The mage laughed, and Gemma doubted her earlier judgment. Perhaps she really was hallucinating after all. Gemma had never before met a mage, but she was under the impression that they were stuffy and didn’t laugh often.
“You are such fun. I’m glad I heard about you,” the mage said.
“Do you often run around, saving damsels in distress?” Gemma asked, turning to face the scratched up board.
“You find that unlikely?”
“I thought it was a knight’s job to rescue fair maidens,” Gemma said, sawing at the board again.
“Maybe, but we mages can’t let them hog all the glory,” the mage said with a handsome smile.
Gemma’s fingers and arms twisted with pain as she stubb
ornly sawed away.
“You don’t have to keep at it. The King will let you go after he sees this,” the mage said, walking across the room to add flax fibers to the distaff.
Gemma glanced over her shoulder. “Perhaps,” she said.
“Only perhaps?”
“King Torgen is not the type to let someone off so easily.”
“Spinning flax into gold is easy?”
“You’re not from Verglas,” Gemma said.
“What makes you say that?” the mage asked, joining Gemma at the window. He watched, leaning against the wall as Gemma sawed.
“You underestimate King Torgen’s cruelty,” Gemma said, bracing against the board so she could press down harder.
“Do I?”
“Last fall, he nearly killed Princess Elise of Arcainia. She did nothing wrong—she was hiding in Verglas while performing a difficult task to rescue her cursed foster-brothers. He would have burned her at the stake if the curse hadn’t broken while he had her set on fire.”
“Why do you put up with it?”
“Pardon? I don’t understand what you mean,” Gemma said, glancing at the mage. She stopped sawing long enough to adjust her grip on her dinner knife before she went back to it.

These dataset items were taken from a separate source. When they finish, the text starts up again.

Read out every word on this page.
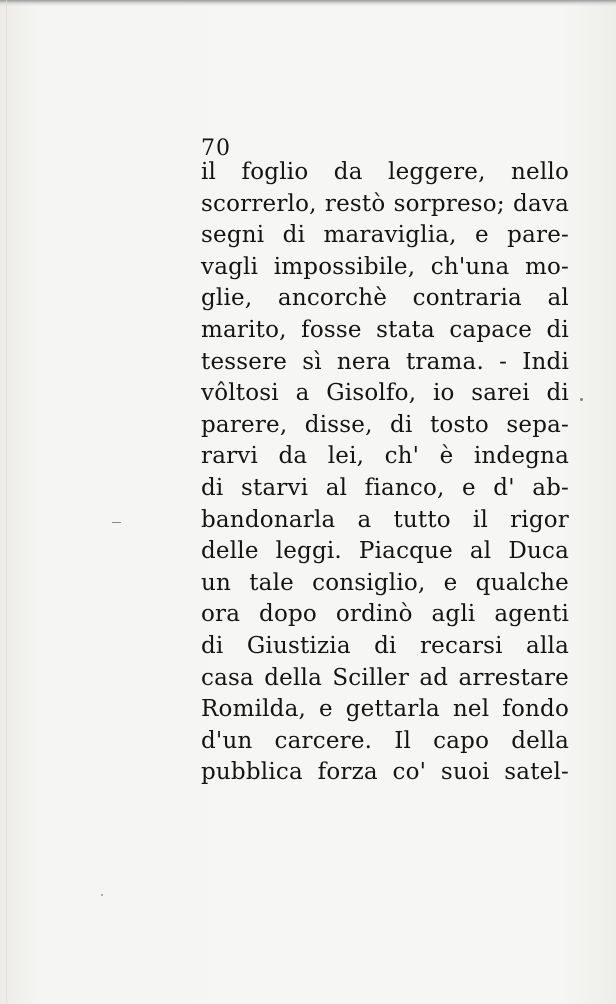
70
il foglio da leggere, nello
scorrerlo, restò sorpreso; dava
segni di maraviglia, e pare-
vagli impossibile, ch'una mo-
glie, ancorchè contraria al
marito, fosse stata capace di
tessere sì nera trama. - Indi
vôltosi a Gisolfo, io sarei di
parere, disse, di tosto sepa-
rarvi da lei, ch' è indegna
di starvi al fianco, e d' ab-
bandonarla a tutto il rigor
delle leggi. Piacque al Duca
un tale consiglio, e qualche
ora dopo ordinò agli agenti
di Giustizia di recarsi alla
casa della Sciller ad arrestare
Romilda, e gettarla nel fondo
d'un carcere. Il capo della
pubblica forza co' suoi satel-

“Why do the citizens of Verglas put up with it? Why don’t you overthrow him?”
“As much as we fear him, he does have the blood of the Snow Queen’s family in his veins,” Gemma grunted. “And as much as we hate him, we have absolute loyalty to the Snow Queen.”

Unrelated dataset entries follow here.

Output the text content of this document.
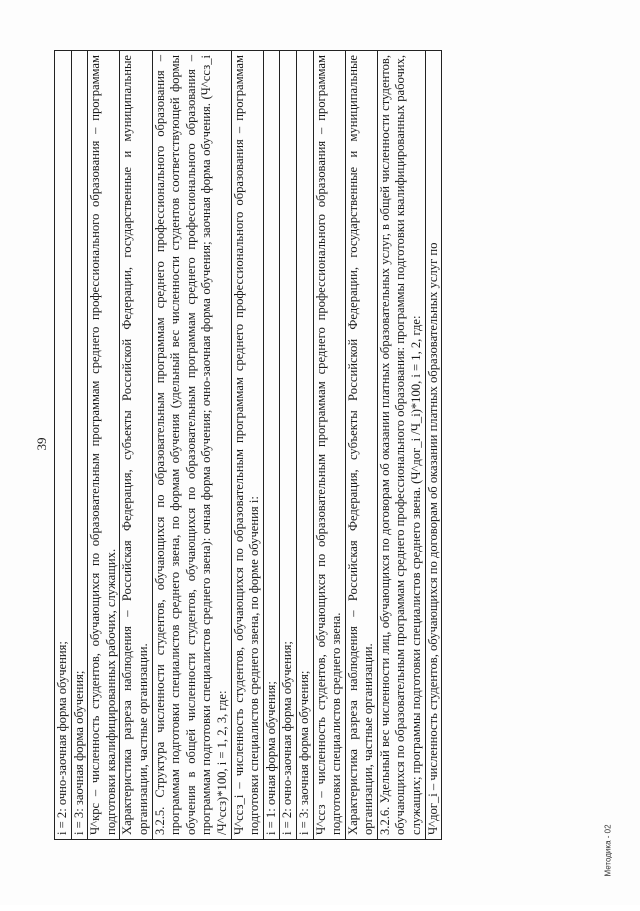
39
Методика - 02
i = 2: очно-заочная форма обучения;
i = 3: заочная форма обучения;
Ч^крс – численность студентов, обучающихся по образовательным программам среднего профессионального образования – программам подготовки квалифицированных рабочих, служащих.
Характеристика разреза наблюдения – Российская Федерация, субъекты Российской Федерации, государственные и муниципальные организации, частные организации.
3.2.5. Структура численности студентов, обучающихся по образовательным программам среднего профессионального образования – программам подготовки специалистов среднего звена, по формам обучения (удельный вес численности студентов соответствующей формы обучения в общей численности студентов, обучающихся по образовательным программам среднего профессионального образования – программам подготовки специалистов среднего звена): очная форма обучения; очно-заочная форма обучения; заочная форма обучения. (Ч^ссз_i /Ч^ссз)*100, i = 1, 2, 3, где:
Ч^ссз_i – численность студентов, обучающихся по образовательным программам среднего профессионального образования – программам подготовки специалистов среднего звена, по форме обучения i:
i = 1: очная форма обучения;
i = 2: очно-заочная форма обучения;
i = 3: заочная форма обучения;
Ч^ссз – численность студентов, обучающихся по образовательным программам среднего профессионального образования – программам подготовки специалистов среднего звена.
Характеристика разреза наблюдения – Российская Федерация, субъекты Российской Федерации, государственные и муниципальные организации, частные организации.
3.2.6. Удельный вес численности лиц, обучающихся по договорам об оказании платных образовательных услуг, в общей численности студентов, обучающихся по образовательным программам среднего профессионального образования: программы подготовки квалифицированных рабочих, служащих; программы подготовки специалистов среднего звена. (Ч^дог_i /Ч_i)*100, i = 1, 2, где:
Ч^дог_i – численность студентов, обучающихся по договорам об оказании платных образовательных услуг по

“Even though she’s been deceased for centuries?”
“Even then.”
The mage folded his arms across his chest. “Centuries later, and Verglas is still unwavering. I wonder if she spelled the people in addition to the land.”

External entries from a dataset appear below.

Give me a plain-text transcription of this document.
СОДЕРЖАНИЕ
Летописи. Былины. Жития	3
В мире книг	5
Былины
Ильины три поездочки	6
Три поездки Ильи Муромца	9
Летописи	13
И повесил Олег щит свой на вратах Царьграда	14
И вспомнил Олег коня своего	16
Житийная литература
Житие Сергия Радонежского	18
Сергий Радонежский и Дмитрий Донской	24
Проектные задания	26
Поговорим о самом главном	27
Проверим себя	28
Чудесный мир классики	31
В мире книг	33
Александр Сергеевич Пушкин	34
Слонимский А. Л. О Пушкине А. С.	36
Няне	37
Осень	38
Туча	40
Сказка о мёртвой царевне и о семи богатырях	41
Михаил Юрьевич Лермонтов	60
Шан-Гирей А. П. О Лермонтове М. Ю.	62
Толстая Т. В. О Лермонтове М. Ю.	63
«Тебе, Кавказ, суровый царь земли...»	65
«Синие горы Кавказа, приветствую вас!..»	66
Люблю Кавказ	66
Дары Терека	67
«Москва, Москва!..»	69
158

“It helps that it’s mostly the nobles and those of us foolish enough to live in Ostfold who bear the brunt of King Torgen’s temper,” Gemma continued. “And the country already has enough trouble. It hasn’t been officially stated, but everyone knows Arcainia all but owns Verglas. We have a mountain of debt to them.”
“Is that so,” the mage said.
Gemma was still sawing at the board when she saw white dance on the horizon. A geyser of snow shot up from the ground into the air. Ice formed behind it, stretching as tall as a small mountain. The display was far away, but it was impossible to miss as the moonlight danced on the snow and ice, making it shine like lightning.